The stone has eroded so much already that only the outline of the crucifix is visible in the Byzantine cross. The inscription is still very legible, however; the monument was probably put up when Mike P. Sapsara died in 1932, but old Pa Pitt suspects the inscription has been recut, replacing an illegible original. Note that the inscription is a hybrid of Croatian and English. The photograph of Mike P. Sapsara is in poor shape, but you might still recognize him if you met him on the street.
A monument for a girl who died at the age of fourteen. The weathered and damaged angel is probably much more picturesque in this condition than it was when it was new.
The base includes a photograph that is badly faded, but with the help of modern image-editing software we can restore a recognizable image.
This husband and wife spent more money than average on this monument; it is a large variation of the cross-topped round-shouldered monument popular with Slavic and Italian immigrants, with the addition of a crucifix in relief on the cross. But the inscription has eroded so badly that Father Pitt has not been able to read it. They are buried next to a woman named Anna Scmicz, whose stone is inscribed in Polish, and sometimes old Pa Pitt thinks he can make out the same name on this stone, but he is not sure.
The photographs, however, are still instantly recognizable, though one is damaged. It is possible that Anna Scmicz is the woman in the photograph, since this monument appears to have only one name on it, in which case this is the monument for her husband, whom she outlived and was buried next to some time later.
St. Mary’s Cemetery, on a steep hill overlooking McKees Rocks, is one of the most ethnically diverse smaller cemeteries we have.

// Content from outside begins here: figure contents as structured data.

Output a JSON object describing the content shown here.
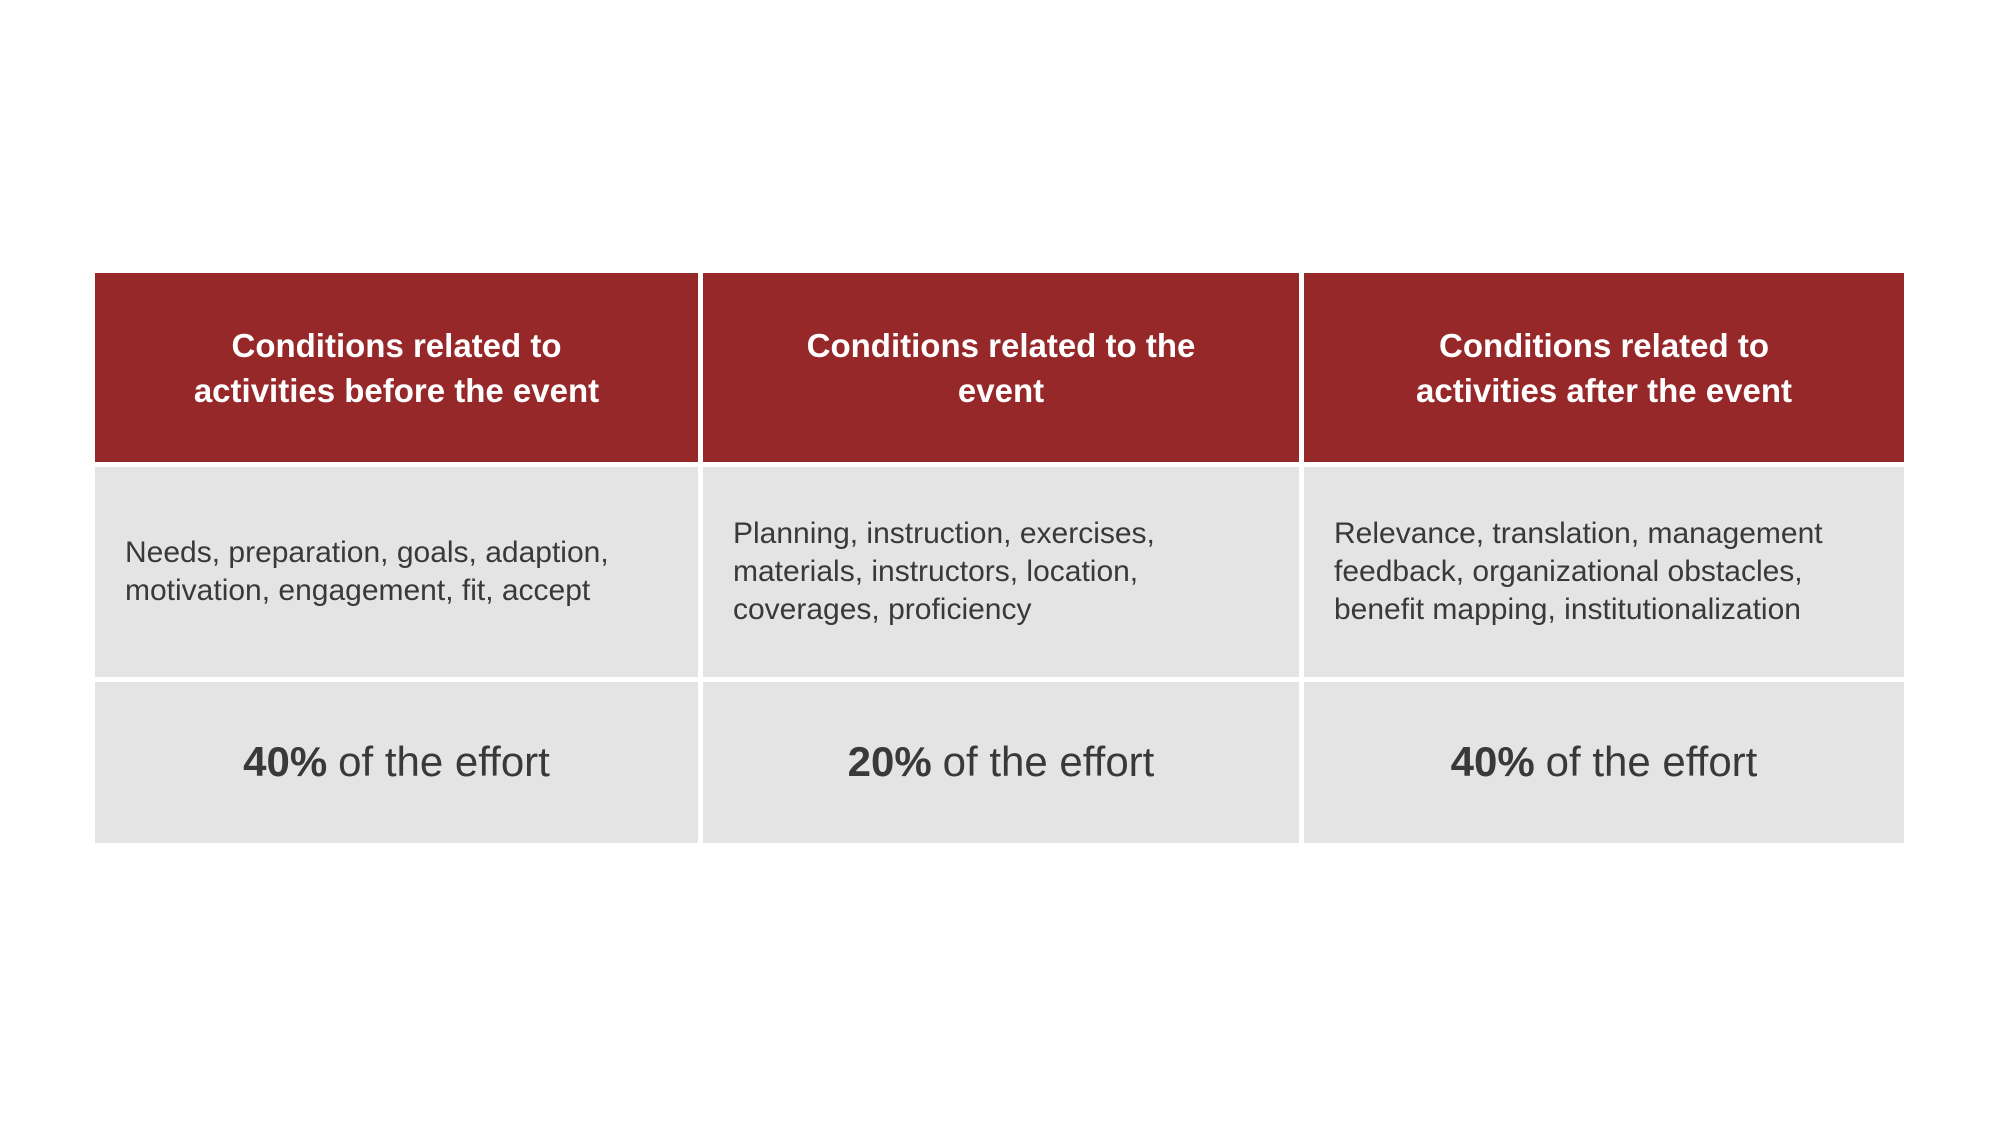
{
  "slide": {
    "background_color": "#ffffff"
  },
  "table": {
    "header_bg": "#97282a",
    "header_text_color": "#ffffff",
    "body_bg": "#e4e4e4",
    "body_text_color": "#3b3838",
    "columns": [
      {
        "header": "Conditions related to activities before the event",
        "conditions": "Needs, preparation, goals, adaption, motivation, engagement, fit, accept",
        "effort_pct": "40%",
        "effort_rest": "of the effort"
      },
      {
        "header": "Conditions related to the event",
        "conditions": "Planning, instruction, exercises, materials, instructors, location, coverages, proficiency",
        "effort_pct": "20%",
        "effort_rest": "of the effort"
      },
      {
        "header": "Conditions related to activities after the event",
        "conditions": "Relevance, translation, management feedback, organizational obstacles, benefit mapping, institutionalization",
        "effort_pct": "40%",
        "effort_rest": "of the effort"
      }
    ]
  }
}
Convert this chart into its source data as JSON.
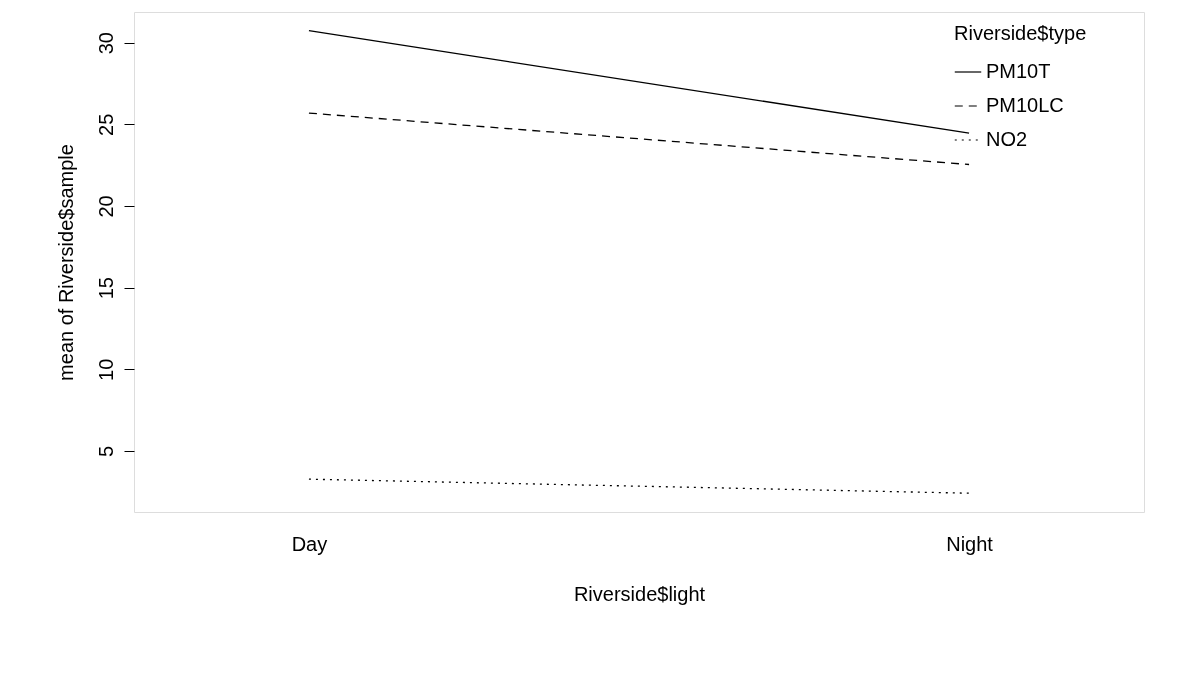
{
  "chart_data": {
    "type": "line",
    "xlabel": "Riverside$light",
    "ylabel": "mean of  Riverside$sample",
    "legend_title": "Riverside$type",
    "categories": [
      "Day",
      "Night"
    ],
    "series": [
      {
        "name": "PM10T",
        "color": "#000000",
        "line_style": "solid",
        "values": [
          30.74,
          24.46
        ]
      },
      {
        "name": "PM10LC",
        "color": "#000000",
        "line_style": "dashed",
        "values": [
          25.69,
          22.54
        ]
      },
      {
        "name": "NO2",
        "color": "#000000",
        "line_style": "dotted",
        "values": [
          3.27,
          2.41
        ]
      }
    ],
    "ylim": [
      1.26,
      31.88
    ],
    "yticks": [
      5,
      10,
      15,
      20,
      25,
      30
    ],
    "grid": false,
    "legend": "top right",
    "marker": "none"
  }
}
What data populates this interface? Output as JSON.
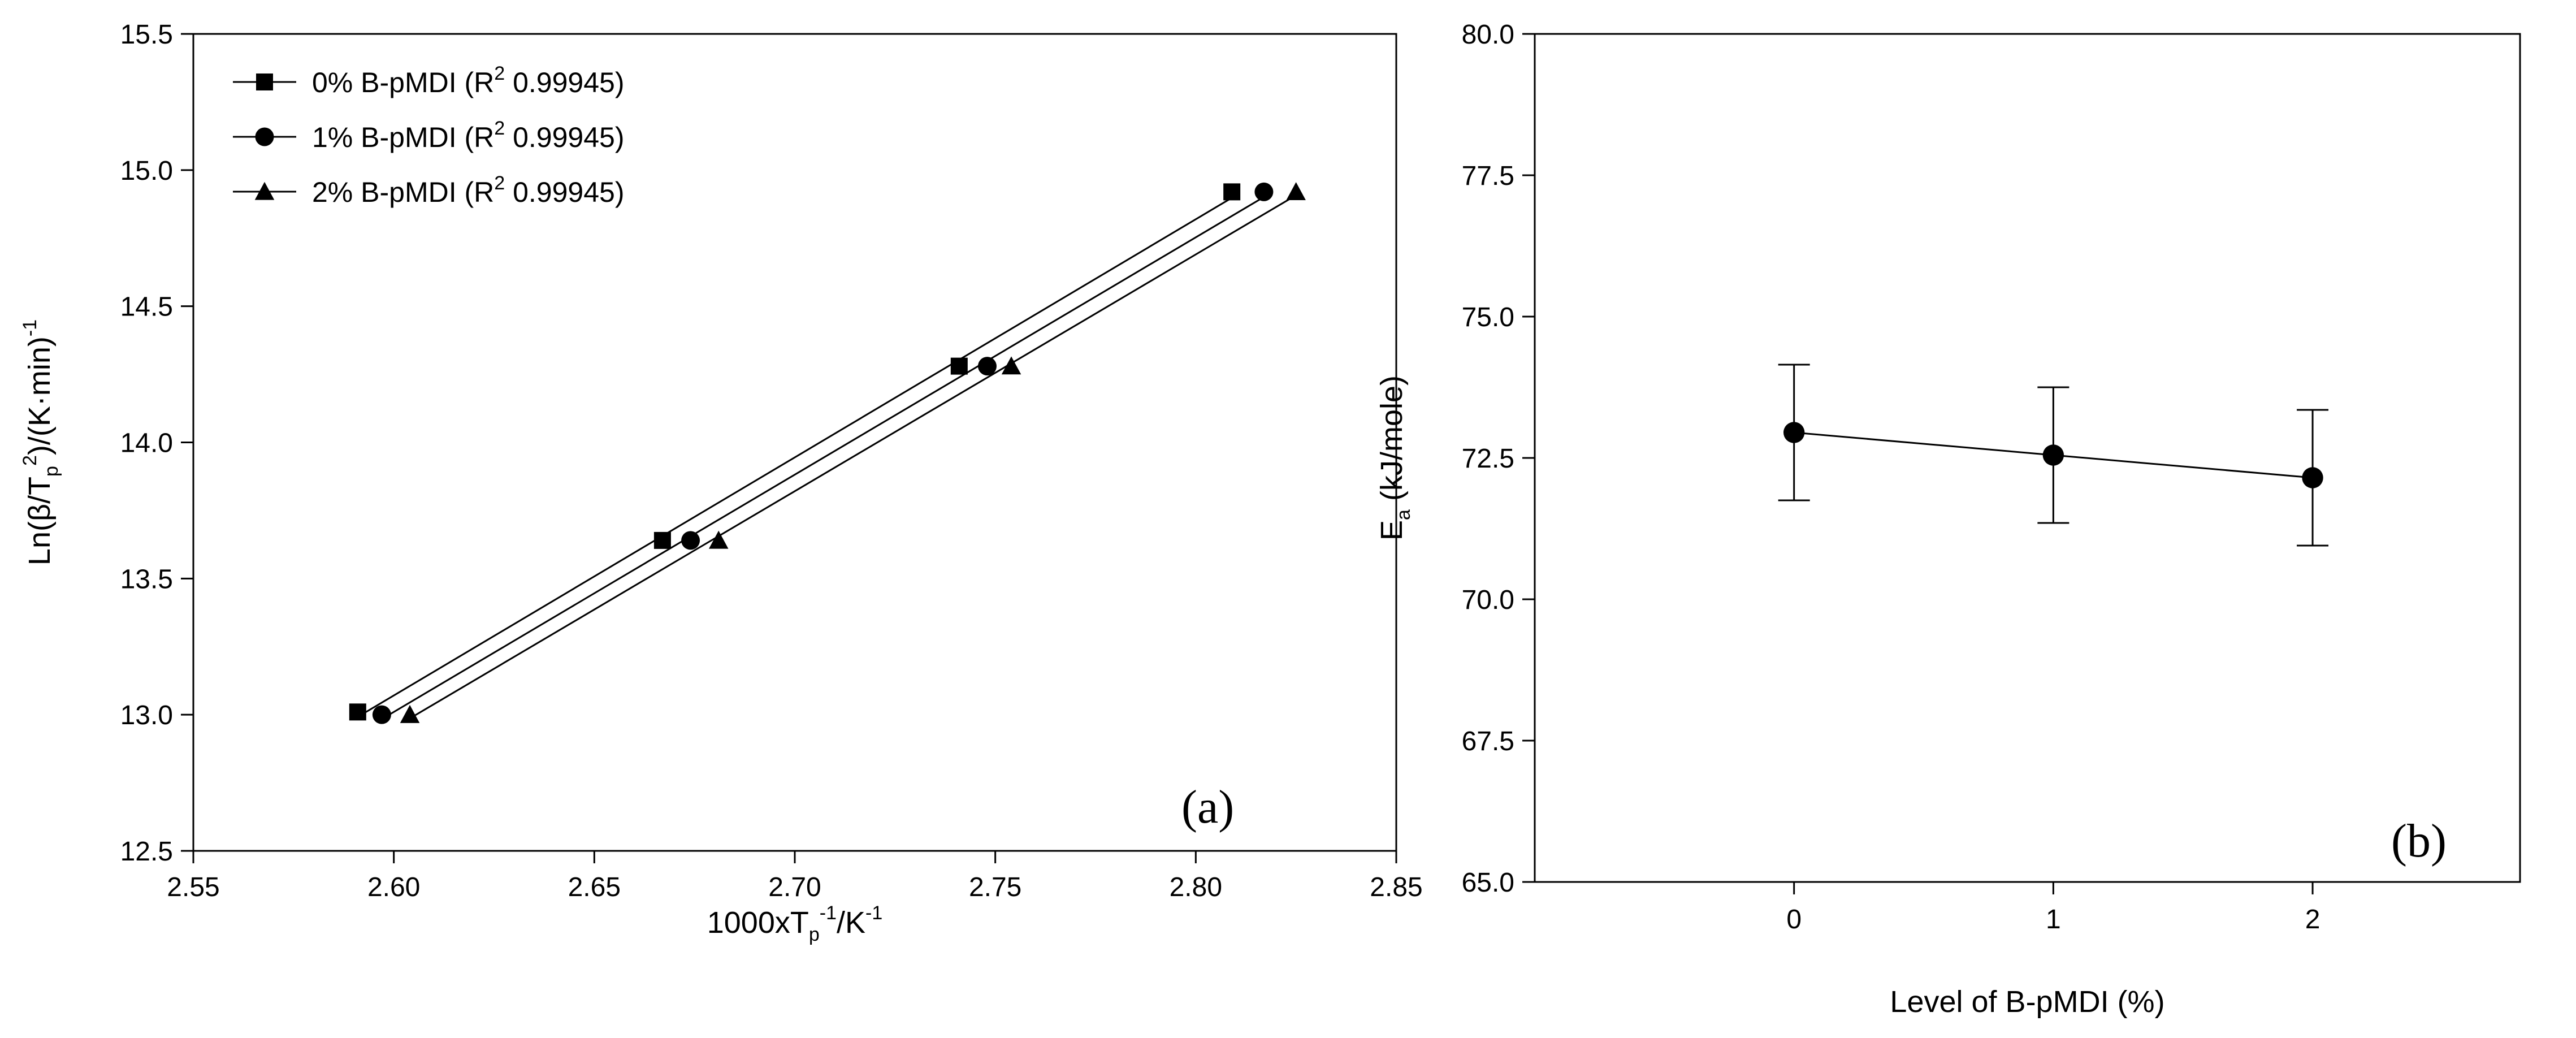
{
  "chart_data": [
    {
      "type": "scatter",
      "panel_label": "(a)",
      "xlabel": {
        "prefix": "1000xT",
        "sub": "p",
        "sup": "-1",
        "suffix": "/K",
        "suffix_sup": "-1"
      },
      "ylabel": {
        "prefix": "Ln(β/T",
        "sub": "p",
        "sup": "2",
        "suffix": ")/(K·min)",
        "suffix_sup": "-1"
      },
      "xlim": [
        2.55,
        2.85
      ],
      "ylim": [
        12.5,
        15.5
      ],
      "xticks": [
        "2.55",
        "2.60",
        "2.65",
        "2.70",
        "2.75",
        "2.80",
        "2.85"
      ],
      "yticks": [
        "12.5",
        "13.0",
        "13.5",
        "14.0",
        "14.5",
        "15.0",
        "15.5"
      ],
      "grid": false,
      "legend": {
        "placement": "top-left",
        "entries": [
          {
            "label": "0% B-pMDI (R",
            "sup": "2",
            "tail": " 0.99945)",
            "marker": "square"
          },
          {
            "label": "1% B-pMDI (R",
            "sup": "2",
            "tail": " 0.99945)",
            "marker": "circle"
          },
          {
            "label": "2% B-pMDI (R",
            "sup": "2",
            "tail": " 0.99945)",
            "marker": "triangle"
          }
        ]
      },
      "series": [
        {
          "name": "0% B-pMDI",
          "marker": "square",
          "fit_line": true,
          "x": [
            2.591,
            2.667,
            2.741,
            2.809
          ],
          "y": [
            13.01,
            13.64,
            14.28,
            14.92
          ]
        },
        {
          "name": "1% B-pMDI",
          "marker": "circle",
          "fit_line": true,
          "x": [
            2.597,
            2.674,
            2.748,
            2.817
          ],
          "y": [
            13.0,
            13.64,
            14.28,
            14.92
          ]
        },
        {
          "name": "2% B-pMDI",
          "marker": "triangle",
          "fit_line": true,
          "x": [
            2.604,
            2.681,
            2.754,
            2.825
          ],
          "y": [
            13.0,
            13.64,
            14.28,
            14.92
          ]
        }
      ]
    },
    {
      "type": "line",
      "panel_label": "(b)",
      "xlabel": {
        "prefix": "Level of B-pMDI (%)"
      },
      "ylabel": {
        "prefix": "E",
        "sub": "a",
        "suffix": " (kJ/mole)"
      },
      "xlim": [
        -1,
        2.8
      ],
      "ylim": [
        65.0,
        80.0
      ],
      "xticks": [
        "0",
        "1",
        "2"
      ],
      "yticks": [
        "65.0",
        "67.5",
        "70.0",
        "72.5",
        "75.0",
        "77.5",
        "80.0"
      ],
      "grid": false,
      "series": [
        {
          "marker": "circle",
          "x": [
            0,
            1,
            2
          ],
          "y": [
            72.95,
            72.55,
            72.15
          ],
          "error": [
            1.2,
            1.2,
            1.2
          ]
        }
      ]
    }
  ]
}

It seems to have been shared by several Catholic parishes in McKees Rocks back in the days when Catholics segregated themselves by ethnic heritage. Some parts of the cemetery developed as little ethnic neighborhoods, and you can often tell the ethnicity of the neighborhood by the shapes of the monuments.
Curiously, the Italians and the East Europeans tend to have the same taste in monuments: cross-topped tombstones with gracefully curved shoulders and, frequently, a photograph of the deceased. Some of these pictures have succumbed to the ravages of the elements or vandalism, but a surprising number remain fresh-looking today. Here is a young Italian woman who died at the age of about 22 almost a century ago, and we can still see her face as clearly as if she sat for her portrait yesterday.
Father Pitt was not able to read the whole inscription, which has weathered badly. He was able to make out the name “Marta Formoso” (he is almost certain that the Christian name is not “Maria”) and the dates somethingth of April 1895 and somethingth of March 1917. The epitaph is mostly illegible, except for the words on the right-hand side; something about a flower and being sorrowful and memory. In a different light the rest of the inscription might come to life.
“Pastor Russell,” as his followers called him, founded the Watch Tower Bible and Tract Society and the International Bible Students Association, the organization that—after various schisms and defections—came to be known as Jehovah’s Witnesses. He was born in Allegheny (now the North Side), and when he died he was buried in what is now (after a number of changes of ownership) the Rosemont, Mt. Hope, & Evergreen United Cemeteries in Ross Township.
His fairly modest grave monument includes a photograph of Pastor Russell, lovingly preserved (and perhaps replaced more than once over the years).
Note the inscription identifying Pastor Russell as the Laodicean Messenger, or “the angel of the church of the Laodiceans,” as the King James Bible translates it (Revelation 3:14). Russell’s followers believed that he himself was that messenger.
Russell died in 1916. In 1921, some of his followers erected a showier monument in the form of a pyramid. One of Russell’s odd beliefs was that the Great Pyramid in Egypt was designed by God himself as a prophecy in stone. Like most such prophecies, it was meant to be uninterpretable until the correct clever interpreter came along—in this case, Pastor Russell.
This is actually one of the few cemetery pyramids in the Pittsburgh area whose proportions are Egyptian rather than classical Roman. It is meant to have the same proportions as the Great Pyramid, and in particular the capstone is carefully proportioned to match the Great Pyramid’s capstone, which in Pastor Russell’s interpretation represents the Christ.
The pyramid was meant as a marker not only for Russell, but for a number of other members of the Watch Tower Bible and Tract Society, who owned this plot in the cemetery. A few names are inscribed in the open Bibles on the four sides of the pyramid, but most of the blank space was never used. It seems that the separate ownership of this plot has been preserved through the various changes of ownership the rest of the cemetery has gone through.